TIMP1 affects embryo development in vitro. A) Representative two-cell embryo cultured in control media for 24 h is morphologically normal with equal-sized blastomeres, equal-sized and -numbered nucleolus precursor bodies (arrowheads), and normal blastomere adhesion as visualized by DIC (differential interference contrast) microscopy. Remnants of the sperm flagellum (arrows), spanning both blastomeres, is still visible at this stage. Red indicates TIMP1 protein localization that is equally dispersed throughout the cytoplasm and nucleus. Green indicates NPC (nuclear pore complexes) that are concentrated around the nucleus (arrowheads), indicating good reformation of the nuclear envelope. Blastomere adhesion and the presence of NPC stacks in the cortical cytoplasm, probably in the form of annulate lamellae, increasing the bright green labeling area where adhering blastocysts contact each other. B) Representative two-cell embryo cultured with TIMP1 for 24 h is abnormal with elongated blastomeres, shrunken cytoplasm, and poor blastomere adhesion as well as abnormally small, supernumerary nucleoli (arrowheads in merged panel). Sperm flagellum, while split, is still prominent (arrow; DIC), suggesting a delayed postfertilization processing of sperm accessory structures. TIMP1 labeling is concentrated inside the nucleus and around the nucleoli (arrowheads in TIMP1 panel), possibly as a result of nuclear translocation of the endocytosed, extrinsic TIMP1 protein. NPC proteins are diffused across the cytoplasm, indicating dysfunctional nuclear envelope reassembly following embryo cleavage. Loose blastomere adhesion causes the lack of NPC signal between the blastomeres. Original magnification ×600.

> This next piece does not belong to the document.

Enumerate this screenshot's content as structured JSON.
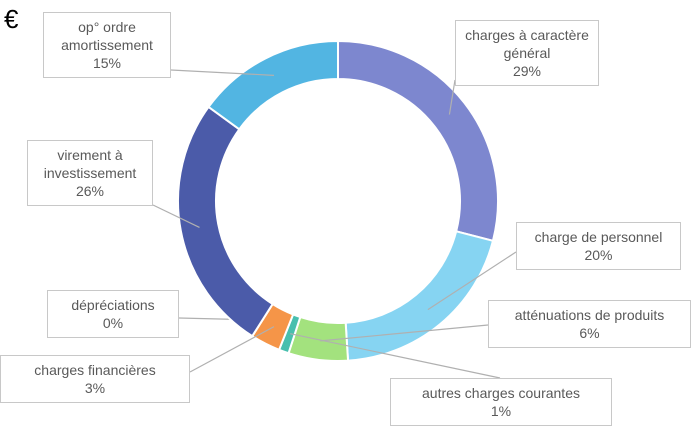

Modulation of TIMP1 affects ovulation. Luteinized unruptured follicle syndrome was found in both Endo rats (A) and Sham rats treated with TIMP1 (B) but not in Sham rats (C). This is indicative of ovulatory dysfunction associated with excessive TIMP1. Corpora lutea (CL), follicles with granulosa cells (GC), and luteinized unruptured follicles (LUF) are noted. Original magnification ×200.

Modulation of TIMP1 affects ovarian TIMP1 inhibitory activity. A) A representative reverse zymogram. B) A representative Western blot analysis. C) Relative densitometry for TIMP1 inhibitory activity from reverse zymograms shows Endo rats and TIMP1-treated Sham rats had more TIMP1 inhibitory activity than Sham rats or TIMP antibody-treated Endo rats. Different lowercase letters indicate statistical significance (one-way ANOVA, P < 0.001). Error bars indicate ± SD.